Path: /home/noigel/HTB/Crypto/Dynastic/001_decrypt.py
# 001_decrypt.py
# Decrypts the ciphertext in crypto_dynastic/output.txt produced by source.py
# The encryption shifts each uppercase letter by its index (i) modulo 26.
def decrypt_autoshift(ct):
pt = ''
for i, ch in enumerate(ct):
if not ch.isalpha():
pt += ch
else:
# Assume uppercase A-Z as used in source.py
base = ord('A')
chi = ord(ch) - base
pi = (chi - i) % 26
pt += chr(pi + base)
return pt
if __name__ == '__main__':
import os
path = os.path.join('crypto_dynastic', 'output.txt')
print('🔎 Reading ciphertext from:', path)
with open(path, 'r') as f:
lines = [l.rstrip('\n') for l in f.readlines()]
# find the line that looks like the ciphertext: choose the longest line with many uppercase letters
candidate_lines = []
for l in lines:
upper_count = sum(1 for ch in l if ch.isalpha() and ch.isupper())
candidate_lines.append((upper_count, len(l), l))
candidate_lines.sort(reverse=True)
# pick the line with the most uppercase letters (and length)
cipher = None
for upper_count, length, l in candidate_lines:
if upper_count >= 10:
cipher = l
break
if cipher is None:
print('❌ Could not find ciphertext line in output.txt')
raise SystemExit(1)
print('✉️ Ciphertext:')
print('---')
print(cipher)
print('---')
print('🔐 Decrypting...')
plaintext = decrypt_autoshift(cipher)
print('\n🧾 Plaintext:')
print('---')
print(plaintext)
print('---')
# Try to locate HTB{...} or otherwise show candidate flag-like token
import re
m = re.search(r'HTB\{.*?\}', plaintext)
if m:
print('\n🎯 Flag found: ' + m.group(0))
else:
# If not found, show candidate uppercase words that might be wrapped
words = [w for w in plaintext.split('_') if len(w)>=3]
print('\nℹ️ No HTB{...} found inside plaintext.
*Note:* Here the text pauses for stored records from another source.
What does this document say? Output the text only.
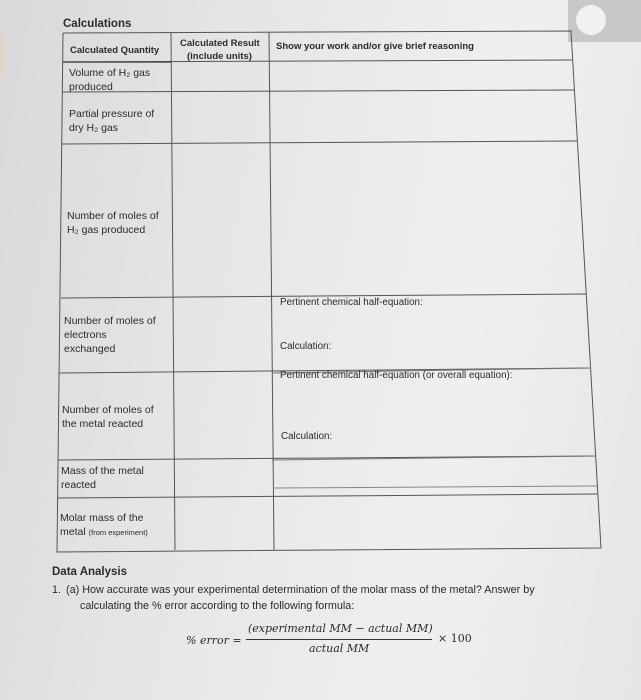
Calculations
Calculated Quantity
Calculated Result
(include units)
Show your work and/or give brief reasoning
Volume of H₂ gas
produced
Partial pressure of
dry H₂ gas
Number of moles of
H₂ gas produced
Number of moles of
electrons
exchanged
Number of moles of
the metal reacted
Mass of the metal
reacted
Molar mass of the
metal (from experiment)
Pertinent chemical half-equation:
Calculation:
Pertinent chemical half-equation (or overall equation):
Calculation:
Data Analysis
1. (a) How accurate was your experimental determination of the molar mass of the metal? Answer by
calculating the % error according to the following formula:
% error =
(experimental MM − actual MM)
actual MM
× 100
Candidate segments (underscore separated):')
print(', '.join(words))
print('\n➡️ If the plaintext is the flag body, wrap it as HTB{...} to submit.')
How to run
I ran the script inside a Python virtual environment (numbered 002_venv as requested). Example commands used (from the challenge directory):
python3 -m venv 002_venv
. 002_venv/bin/activate
python3 001_decrypt.py
The script prints the ciphertext and the decrypted plaintext.
>Decryption result
The script produced the plaintext:
DID_YOU_KNOW_ABOUT_THE_TRITHEMIUS_CIPHER?!_IT_IS_SIMILAR_TO_CAESAR_CIPHER
This is the decrypted FLAG body. The challenge's instruction line in output.txt explicitly told us to wrap the decrypted text in the HTB flag format, so the correct submitted flag is exactly that plaintext wrapped in HTB{...}.
Final flag
HTB{DID_YOU_KNOW_ABOUT_THE_TRITHEMIUS_CIPHER?!_IT_IS_SIMILAR_TO_CAESAR_CIPHER}
Note: Some CTF platforms restrict punctuation inside flags. However, the challenge explicitly told us to "wrap the decrypted text with the HTB flag format" — so we retain punctuation exactly as decrypted.
>Verification
If you want a one-liner to print the flag from the file using the same method in the shell (without the Python script), you can use Python in a one-liner from the challenge directory:
python3 - <<'PY'
ct = open('crypto_dynastic/output.txt').read().splitlines()[1]
pt = ''.join((chr(((ord(c)-65 - i) % 26)+65) if c.isalpha() else c) for i,c in enumerate(ct))
print('HTB{' + pt + '}')
PY
This prints the wrapped flag.
>Notes & takeaways
-
The cipher used is position-based shifting (Trithemius-style). Recognizing the pattern in code is usually simpler than attempting classical frequency analysis.
-
Always read the provided
source.pyor server code in CTF crypto challenges — often the encryption method is fully revealed. -
Keep original punctuation and separations unless the challenge specifically states otherwise.